OpenAI has focused on chips with large amounts of SRAM memory embedded directly into the silicon. This architecture offers speed advantages for chatbots processing millions of user requests simultaneously.

The issue became particularly visible in OpenAI's Codex product for generating computer code. Company staff attributed some of Codex's performance limitations to Nvidia's GPU-based hardware, according to sources.

In a January 30 call with reporters, Altman said customers using OpenAI's coding models "put a big premium on speed for coding work." He noted that OpenAI would meet this demand through its recent deal with Cerebras, while speed matters less for casual ChatGPT users.

Competitors like Anthropic's Claude and Google's Gemini benefit from deployments using Google's custom tensor processing units. These chips are designed specifically for inference calculations and can offer performance advantages over general-purpose GPUs.

The investment uncertainty triggered market reactions, with Nvidia shares dropping 2.9% and Oracle stock declining 2.8% on Monday.
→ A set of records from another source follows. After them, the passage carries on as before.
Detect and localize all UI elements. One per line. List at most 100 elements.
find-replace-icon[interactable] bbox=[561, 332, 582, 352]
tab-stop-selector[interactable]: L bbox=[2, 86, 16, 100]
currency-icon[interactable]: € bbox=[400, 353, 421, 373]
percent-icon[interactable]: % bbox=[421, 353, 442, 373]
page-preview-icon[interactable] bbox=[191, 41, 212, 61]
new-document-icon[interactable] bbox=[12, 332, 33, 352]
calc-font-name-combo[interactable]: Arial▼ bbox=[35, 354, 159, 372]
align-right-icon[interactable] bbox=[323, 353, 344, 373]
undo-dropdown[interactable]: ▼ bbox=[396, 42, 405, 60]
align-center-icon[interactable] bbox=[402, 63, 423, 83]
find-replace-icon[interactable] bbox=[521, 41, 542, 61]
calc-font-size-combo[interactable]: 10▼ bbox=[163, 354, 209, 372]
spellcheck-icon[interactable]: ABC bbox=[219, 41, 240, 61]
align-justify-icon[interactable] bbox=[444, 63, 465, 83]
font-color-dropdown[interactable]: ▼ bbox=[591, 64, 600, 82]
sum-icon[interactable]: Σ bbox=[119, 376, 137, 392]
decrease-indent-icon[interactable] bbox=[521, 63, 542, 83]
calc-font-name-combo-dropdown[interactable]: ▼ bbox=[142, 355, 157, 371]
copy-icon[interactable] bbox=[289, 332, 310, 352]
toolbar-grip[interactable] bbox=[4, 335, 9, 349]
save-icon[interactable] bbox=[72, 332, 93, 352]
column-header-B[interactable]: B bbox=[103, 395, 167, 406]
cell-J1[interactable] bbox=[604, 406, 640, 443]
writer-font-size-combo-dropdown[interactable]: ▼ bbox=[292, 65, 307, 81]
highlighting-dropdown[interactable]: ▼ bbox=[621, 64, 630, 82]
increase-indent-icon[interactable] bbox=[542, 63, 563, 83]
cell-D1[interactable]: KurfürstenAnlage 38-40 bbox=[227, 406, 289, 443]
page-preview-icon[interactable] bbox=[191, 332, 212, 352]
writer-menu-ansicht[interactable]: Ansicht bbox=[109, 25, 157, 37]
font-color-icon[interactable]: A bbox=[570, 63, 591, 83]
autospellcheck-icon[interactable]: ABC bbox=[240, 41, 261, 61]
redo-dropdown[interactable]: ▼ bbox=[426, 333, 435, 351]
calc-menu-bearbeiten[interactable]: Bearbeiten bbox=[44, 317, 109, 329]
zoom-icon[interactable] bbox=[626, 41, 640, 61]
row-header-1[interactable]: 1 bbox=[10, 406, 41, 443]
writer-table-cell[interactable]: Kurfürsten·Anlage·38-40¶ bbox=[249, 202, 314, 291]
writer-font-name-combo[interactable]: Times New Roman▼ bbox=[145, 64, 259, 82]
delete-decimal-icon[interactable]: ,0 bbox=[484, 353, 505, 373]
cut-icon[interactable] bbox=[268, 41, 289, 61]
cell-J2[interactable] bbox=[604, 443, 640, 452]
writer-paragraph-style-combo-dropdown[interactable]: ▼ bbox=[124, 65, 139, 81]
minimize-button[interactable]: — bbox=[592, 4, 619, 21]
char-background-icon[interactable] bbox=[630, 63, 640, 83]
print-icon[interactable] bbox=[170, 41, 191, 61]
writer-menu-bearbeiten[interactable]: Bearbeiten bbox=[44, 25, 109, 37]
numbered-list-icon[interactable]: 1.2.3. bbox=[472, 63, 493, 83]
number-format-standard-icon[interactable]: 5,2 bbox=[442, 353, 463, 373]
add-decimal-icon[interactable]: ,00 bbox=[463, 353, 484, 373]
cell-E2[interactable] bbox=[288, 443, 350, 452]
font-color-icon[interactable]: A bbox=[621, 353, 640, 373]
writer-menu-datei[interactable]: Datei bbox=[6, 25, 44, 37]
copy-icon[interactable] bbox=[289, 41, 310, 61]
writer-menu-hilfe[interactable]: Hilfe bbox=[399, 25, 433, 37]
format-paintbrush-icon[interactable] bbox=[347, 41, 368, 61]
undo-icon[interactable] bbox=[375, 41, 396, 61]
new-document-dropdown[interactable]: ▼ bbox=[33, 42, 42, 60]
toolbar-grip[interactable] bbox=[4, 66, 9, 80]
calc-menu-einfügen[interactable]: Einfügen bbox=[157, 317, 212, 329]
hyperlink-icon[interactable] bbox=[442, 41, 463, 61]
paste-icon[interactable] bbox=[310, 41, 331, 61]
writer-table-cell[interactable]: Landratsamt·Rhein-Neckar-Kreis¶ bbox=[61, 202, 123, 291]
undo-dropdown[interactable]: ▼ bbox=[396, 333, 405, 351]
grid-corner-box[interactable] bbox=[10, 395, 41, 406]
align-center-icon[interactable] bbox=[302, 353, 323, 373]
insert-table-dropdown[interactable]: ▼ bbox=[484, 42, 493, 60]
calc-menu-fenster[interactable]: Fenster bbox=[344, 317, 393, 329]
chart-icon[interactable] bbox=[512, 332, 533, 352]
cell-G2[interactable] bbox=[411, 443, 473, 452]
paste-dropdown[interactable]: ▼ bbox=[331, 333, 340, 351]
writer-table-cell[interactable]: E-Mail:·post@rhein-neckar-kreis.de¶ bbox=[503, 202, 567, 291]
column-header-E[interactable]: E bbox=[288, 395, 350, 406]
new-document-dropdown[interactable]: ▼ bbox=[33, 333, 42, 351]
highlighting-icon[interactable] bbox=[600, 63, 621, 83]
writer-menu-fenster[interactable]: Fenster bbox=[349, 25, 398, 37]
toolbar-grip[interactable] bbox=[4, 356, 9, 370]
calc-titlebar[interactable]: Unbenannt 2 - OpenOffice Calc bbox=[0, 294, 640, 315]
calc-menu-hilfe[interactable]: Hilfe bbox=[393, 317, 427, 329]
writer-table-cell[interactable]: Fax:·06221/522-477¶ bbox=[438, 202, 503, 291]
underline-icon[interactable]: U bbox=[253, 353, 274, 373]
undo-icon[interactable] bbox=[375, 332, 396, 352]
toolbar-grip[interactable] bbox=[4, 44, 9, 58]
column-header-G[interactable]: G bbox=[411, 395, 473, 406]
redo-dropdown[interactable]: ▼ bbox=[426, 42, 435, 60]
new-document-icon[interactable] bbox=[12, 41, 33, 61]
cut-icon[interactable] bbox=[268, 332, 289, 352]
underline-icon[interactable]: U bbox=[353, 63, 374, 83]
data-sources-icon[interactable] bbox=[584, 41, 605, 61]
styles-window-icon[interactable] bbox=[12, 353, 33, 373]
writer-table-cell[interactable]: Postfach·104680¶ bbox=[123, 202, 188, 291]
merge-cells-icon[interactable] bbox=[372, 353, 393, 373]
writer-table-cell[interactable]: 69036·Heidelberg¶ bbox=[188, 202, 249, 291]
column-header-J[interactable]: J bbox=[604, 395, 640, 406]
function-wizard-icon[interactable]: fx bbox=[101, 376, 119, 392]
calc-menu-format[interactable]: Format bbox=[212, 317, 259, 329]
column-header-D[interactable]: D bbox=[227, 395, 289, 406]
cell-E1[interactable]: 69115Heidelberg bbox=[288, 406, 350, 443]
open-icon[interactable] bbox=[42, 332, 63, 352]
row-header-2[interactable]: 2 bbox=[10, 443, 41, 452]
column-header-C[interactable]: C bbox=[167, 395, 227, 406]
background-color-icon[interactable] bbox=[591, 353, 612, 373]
Oracle has a multi-year agreement where OpenAI will purchase $300 billion worth of computing power.

Oracle clarified that its relationship with OpenAI remains unaffected, stating, "The NVIDIA-OpenAI deal has zero impact on our financial relationship with OpenAI. We remain highly confident in OpenAI's ability to raise funds and meet its commitments."

Despite the clarified investment timeline, Huang confirmed Nvidia's ongoing support. "We will invest a great deal of money, probably the largest investment we've ever made," he said, though he added "No, no, nothing like that" when asked about the $100 billion figure.

Huang dismissed reports of tension between the companies as "nonsense" and called OpenAI "one of the most consequential companies of our time." The chipmaker's proposed investment had raised concerns about circular investing, given Nvidia remains OpenAI's largest AI chip supplier.

Since the September announcement, OpenAI has signed deals with Nvidia rival AMD and other chipmakers for processors that could compete with Nvidia's offerings. These moves represent part of a broader strategy to diversify computing options as AI infrastructure demand surges.

OpenAI's computing infrastructure leader Sachin Katti posted on X that Nvidia's technology remains "foundational" for the company. "This is not a vendor relationship. It is deep, ongoing co-design," he wrote, noting OpenAI's compute capacity would accelerate from roughly 1.9 GW in 2025.

The partnership evolution comes as OpenAI reportedly aims for a public listing by the end of 2026. Every major investment announcement builds the company's narrative ahead of a potential IPO, with total announced commitments reportedly reaching $1.4 trillion across various partnerships.

Industry analysts note that the original $100 billion figure represented a ceiling rather than a binding commitment. The phased investment approach allows both companies to adjust their partnership as AI technology and market conditions continue evolving rapidly.